Foursquare, the poster child for check-in tech when the trend was hot, announced this week that it has raised US$41 million in a new financing round.
The funding was provided by private-equity firm Silver Lake and existing investors Andreessen Horowitz, O’Reilly AlphaTech Ventures, Spark Capital, and Union Square Ventures.
What is striking about this transaction is that the funding was debt — specifically convertible debt — rather than equity.
That is startling for a company of Foursquare’s name recognition and still-emerging status in the startup cycle.
Entrepreneurs Don’t Like Debt
“Typically, entrepreneurs are averse to debt,” explained Rohit Arora, CEO of Biz2Credit.com. “They always want equity,” he told E-Commerce Times. “If they are viewed favorably by the market, they usually get it.”
When growth has slowed — either for the company specifically, or perhaps the particular tech niche — the market usually turns to offering debt, he explained.
That said, debt financing is hardly the end of the world. While it may not be as commonplace as equity, convertible debt notes are not unusual in start-up financing, Andreas Scherer, managing partner with Salto Partners, told the E-Commerce Times.
“This instrument has a number of advantages for investors as well as for the issuing company. One important advantage is that with a convertible bond, dilution of the voting rights of existing shareholders only occurs at the actual conversion of the bond as it reaches maturity.”
More Breathing Room
Translation in Foursquare’s case: It gives the company and its executives more breathing room.
“Foursquare has a ton of work left to do to build an indexing and filtering engine that can handle 3.5 billion check-ins in real time to provide its user base useful recommendations on businesses close to their current location,” Scherer said. “At the same time, Foursquare needs to build a monetization engine that gets the company to meaningful revenue levels.”
The financing it just secured buys the company time to do all that, he continued.
“Foursquare avoids dilution since the investors are not receiving equity right away. If the company is able to get significant traction, it will be able to raise money at higher valuations down the road and replace this debt note.”
In essence, Scherer concluded, Foursquare doubled down on itself.
A Business No One Wants
That is the glass-half-full view, at least. There is no escaping the perception that debt financing is a stigma for a company of Foursquare’s stature. It also highlights a fact that Foursquare would no doubt like to avoid: The company has not generated blockbuster sums of revenue by any means.
For 2012, Foursquare generated $2 million in revenue, according to Bloomberg Businessweek.
There is the perception that check-ins are more a novelty than a longstanding trend — and a novelty that is fading fast. That may be why Foursquare recently shifted its focus to mobile search.
The signs point to a dismal reality for Foursquare in the eyes of Eric Steiman, a Covestor Investment Model Manager.
“Foursquare is basically a business that no one wants,” he said.
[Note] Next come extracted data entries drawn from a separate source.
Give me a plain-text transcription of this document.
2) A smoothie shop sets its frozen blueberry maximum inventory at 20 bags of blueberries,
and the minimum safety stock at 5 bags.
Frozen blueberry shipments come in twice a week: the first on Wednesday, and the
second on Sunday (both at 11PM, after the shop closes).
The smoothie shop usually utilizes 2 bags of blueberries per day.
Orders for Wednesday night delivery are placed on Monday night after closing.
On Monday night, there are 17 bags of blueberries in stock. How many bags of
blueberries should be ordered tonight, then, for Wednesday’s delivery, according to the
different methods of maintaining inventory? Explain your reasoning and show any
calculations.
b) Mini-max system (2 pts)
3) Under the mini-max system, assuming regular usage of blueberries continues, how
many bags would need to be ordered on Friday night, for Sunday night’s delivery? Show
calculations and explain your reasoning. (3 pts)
“At this point in the company’s life, it only has users — no revenues,” Steiman told the E-Commerce Times. “Besides users, they don’t have any differentiating product. They use maps and local spots like everyone else. Everyone in this market is trying to grow their own user base. They are taking on Google, Yahoo and Facebook, all of which have billions in capital.”
At the end of the day, Steiman said, “Foursquare is stuck in a box.”